Varkila Meri, Montez-Rath Maria, Salomon Joshua, Yu Xue, Block Geoffrey, Owens Douglas K, Chertow Glenn M, Parsonnet Julie, Anand Shuchi
Departments of Medicine (Infectious Diseases and Geographic Medicine), Stanford University.
Department of Medicine (Nephrology), Stanford University.
medRxiv. 2023 Feb 8:2023.02.06.23285542. doi: 10.1101/2023.02.06.23285542.
Widespread use of at-home COVID-19 tests hampers determination of community COVID-19 incidence. Using nationwide data available through the US National Wastewater Surveillance System, we examined the performance of two wastewater metrics in predicting high case and hospitalizations rates both before and after widespread use of at-home tests.
We performed area under the receiver operating characteristic (ROC) curve analysis (AUC) for two wastewater metrics-viral concentration relative to the peak of January 2022 ("wastewater percentile") and 15-day percent change in SARS-CoV-2 ("percent change").
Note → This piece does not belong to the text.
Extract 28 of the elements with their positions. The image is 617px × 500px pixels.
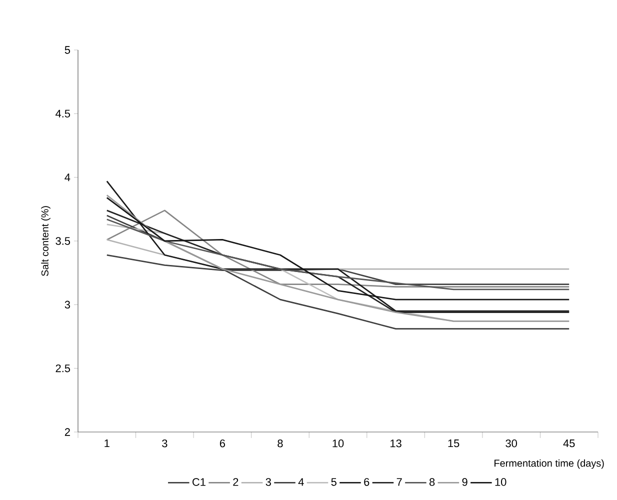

Dichotomized reported cases (≥ 200 or <200 cases per 100,000) and new hospitalizations (≥ 10 or <10 per 100,000) were our dependent variables, stratified by calendar quarter. Using logistic regression, we assessed the performance of combining wastewater metrics.
Among 268 counties across 22 states, wastewater percentile detected high reported case and hospitalizations rates in the first quarter of 2022 (AUC 0.95 and 0.86 respectively) whereas the percent change did not (AUC 0.54 and 0.49 respectively). A wastewater percentile of 51% maximized sensitivity (0.93) and specificity (0.82) for detecting high case rates. A model inclusive of both metrics performed no better than using wastewater percentile alone. The predictive capability of wastewater percentile declined over time (AUC 0.84 and 0.72 for cases for second and third quarters of 2022).
Nationwide, county wastewater levels above 51% relative to the historic peak predicted high COVID rates and hospitalization in the first quarter of 2022, but performed less well in subsequent quarters. Decline over time in predictive performance of this metric likely reflects underreporting of cases, reduced testing, and possibly lower virulence of infection due to vaccines and treatments.
新冠病毒居家检测的广泛使用妨碍了社区新冠发病率的测定。利用通过美国国家废水监测系统获取的全国性数据,我们研究了两种废水指标在居家检测广泛使用前后预测高病例率和住院率方面的表现。
我们对两种废水指标进行了受试者操作特征(ROC)曲线下面积分析(AUC),这两种指标分别是相对于2022年1月峰值的病毒浓度(“废水百分位数”)和新冠病毒的15天变化百分比(“变化百分比”)。将报告病例(每10万人≥200例或<200例)和新住院病例(每10万人≥10例或<10例)进行二分法划分作为我们的因变量,并按日历季度分层。我们使用逻辑回归评估了结合废水指标的表现。
在22个州的268个县中,废水百分位数在2022年第一季度检测到了高报告病例率和住院率(AUC分别为0.95和0.86),而变化百分比则未检测到(AUC分别为0.54和0.49)。废水百分位数为51%时,检测高病例率的灵敏度(0.93)和特异性(0.82)达到最大值。包含两种指标的模型表现并不优于单独使用废水百分位数。废水百分位数的预测能力随时间下降(2022年第二和第三季度病例的AUC分别为0.84和0.72)。
在全国范围内,相对于历史峰值,县废水水平高于51%预测了2022年第一季度的高新冠发病率和住院率,但在随后的季度中表现较差。该指标预测性能随时间下降可能反映了病例报告不足、检测减少,以及可能由于疫苗和治疗导致的感染毒力降低。